Implementation Notes

Notes from the core design team of Frode Hegland, Stephan Kreutzer, Adam Wern, Peter Wasilko, Christopher Gutteridge, David Millard, Mark Anderson and Günter Khyo.

Please feel free to join the discussion on Our dialog continues there as well as on the open weekly calls we call Open Office Hours.

Guiding Principle

The guiding principle is to preserve as much useful metadata in a human-readable form in an appendix at the back of a document in order for reader software to parse it to allow for advanced interactions, including citing with just copy and paste. The includes citation information as well as preserving structural data such as what text is a heading and so forth. If a competent programmer can read this and figure it out, we’ve succeeded. If not, there is a problem so please feel free to get in touch should you have any problems so we can make an effort for the next implementation information to be better. Therefore please feel free to email and we can discuss it via email or Zoom (or equivalent).

Interactions to Support

Initial Visual-Meta Use Cases.

An overview of the interactions Visual-Meta should support.


It is important to note that Visual-Meta is only an approach and as such, not all implementation of authoring and reading software will support all BibTeX content. The minimum is author, title and date. This allows for flexible choice of what BibTeX is relevant for producers of documents.

The Be-All and End-All of Visual-Meta @{visual-meta-start} & @{visual-meta-end}

‘ @{visual-meta-start}’ and ‘ @{visual-meta-end}’is not valid BibTeX, they are the external wrappers for Visual-Meta. Implementations are of course open but parse documents from the end so that the end page is what marks the inclusion of Visual-Meta. They could have looked like anything but Visual-Meta started as simply a BibTeX embed so this is early legacy.

Extending Visual-Meta : Wrapper around Sections

Extending Visual-Meta is in principle as simple as stating with the the ‘@{visual-meta-start}’ and ‘ @{visual-meta-end}’ markers, though preferably after the BibTeX basic information, what the wrappers contain, using the this format ‘@{Dublin-core}’, ‘@{augmented-text-author-mind-map}’ where the syntax is to specify the contents but also its origin (as in the case of the Author Mind Map) unless generally known (such as Dublin Core).

Extensions Outside

Visual-Meta can potentially also support metadata to bind the document(s).

Method of Writing

Visual-Meta is never indented and line breaks matter for parsing.
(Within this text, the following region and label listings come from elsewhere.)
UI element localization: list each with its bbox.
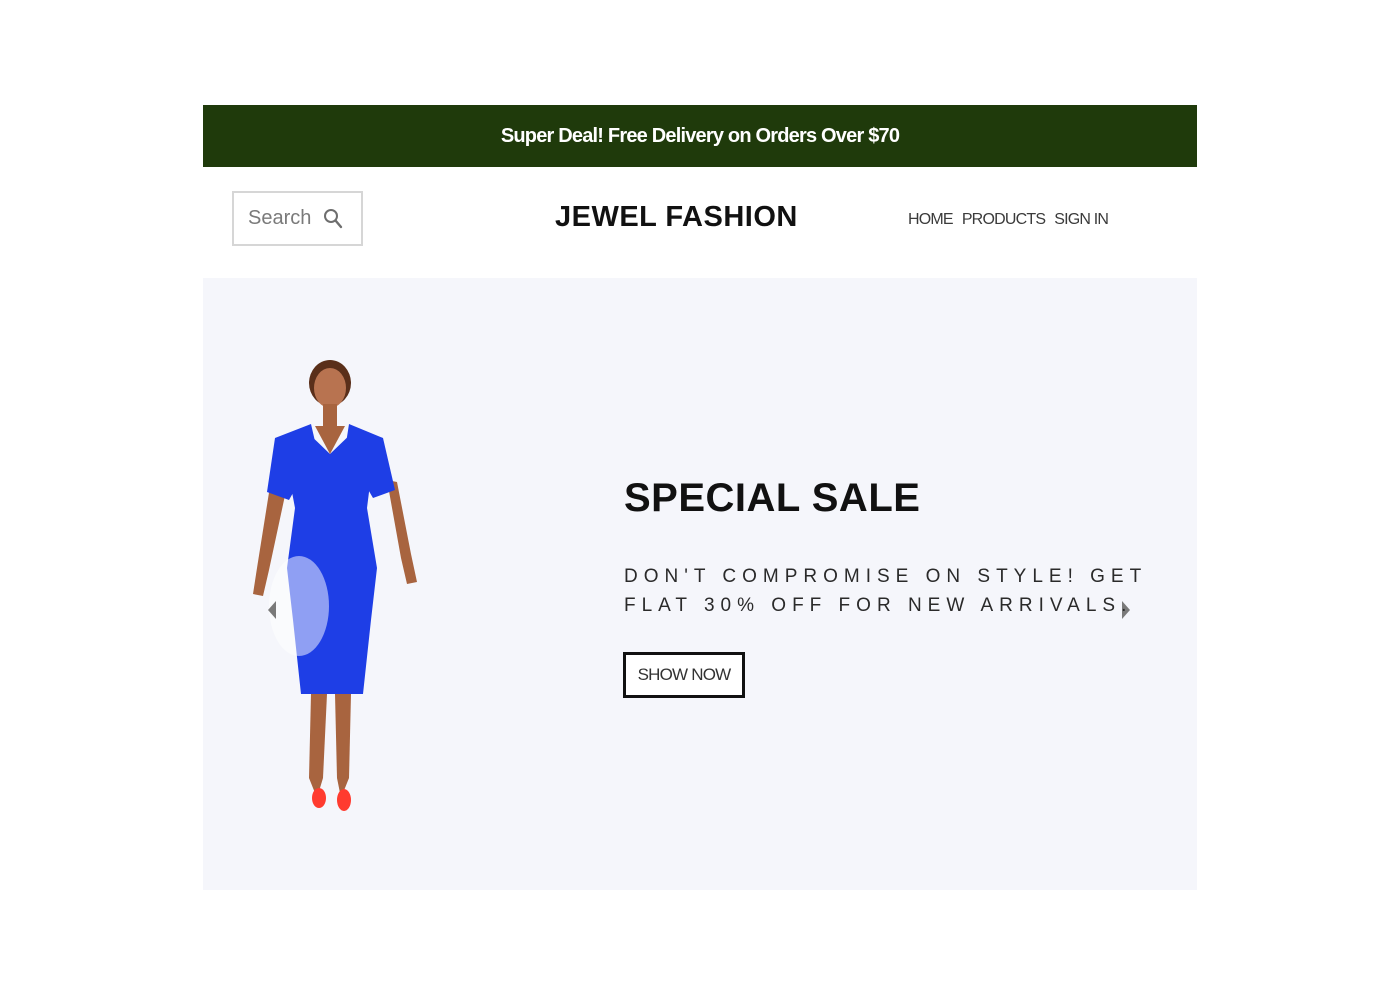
promo-text: Super Deal! Free Delivery on Orders Over… <box>500 124 900 147</box>
promo-banner: Super Deal! Free Delivery on Orders Over… <box>203 105 1197 167</box>
search-icon[interactable] <box>323 208 343 230</box>
nav-home-link[interactable]: HOME <box>908 211 954 229</box>
site-header: Search JEWEL FASHION HOME PRODUCTS SIGN … <box>203 167 1197 278</box>
nav-products-link[interactable]: PRODUCTS <box>962 211 1046 229</box>
search-placeholder: Search <box>248 207 312 229</box>
slider-prev-arrow[interactable] <box>267 600 277 625</box>
search-input[interactable]: Search <box>232 191 363 246</box>
site-logo[interactable]: JEWEL FASHION <box>555 201 798 234</box>
hero-slider: SPECIAL SALE DON'T COMPROMISE ON STYLE! … <box>203 278 1197 890</box>
show-now-button[interactable]: SHOW NOW <box>623 652 745 698</box>
nav-sign-in-link[interactable]: SIGN IN <box>1054 211 1109 229</box>
hero-model-image <box>253 360 417 811</box>
chevron-left-icon <box>268 601 276 619</box>
hero-subtitle: DON'T COMPROMISE ON STYLE! GET FLAT 30% … <box>624 566 1147 616</box>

An outline of the sections of Visual-Meta is described below. You can also see Visual-Meta Example with Headings or Visual-Meta Plain.

Well Formed Visual-Meta

A well formed Visual-Meta Appendix includes the Minimum Requirements and any optional elements.

Minimum Requirements

Visual-Meta must have the Intro and Descriptive including author, title and year, where further BibTeX fields can be added but not all Readers will parse them. You are strongly encouraged to include the full Description to make the Visual-Meta useable by anyone who wants to parse the data, today on in a thousand years.

Optional Elements

Everything else is optional, including Structural information. Optional element sections must be enclosed with a start of a line of ‘@name of section{‘ followed by a line of ‘}’, as shown below, where the line breaks are important for parsing:

@name of section{
specific contents

For example, to add metadata in Dublin Core format you need to specify ‘@dublin-core{‘ at the start of that section.

External References

You may also choose to reference external resources, though this has not been specified yet.

Connecting Documents

Reader software can use the Visual-Meta to ‘know’ what documents are in the user’s system (hard drive/cloud etc.) and therefore provide affordances for clicking on a cited document which they have and opening the document, straight to the cited page, without having to go through a web portal.

Experimental Variables

Experimental: If the value you are adding is not fully accurate, place a ? after that field. 
For example: year = {2020},?

If you are not sure about the spelling, you can append ‘sp?’. 
For example author = {Frode Alexander Hegland},sp?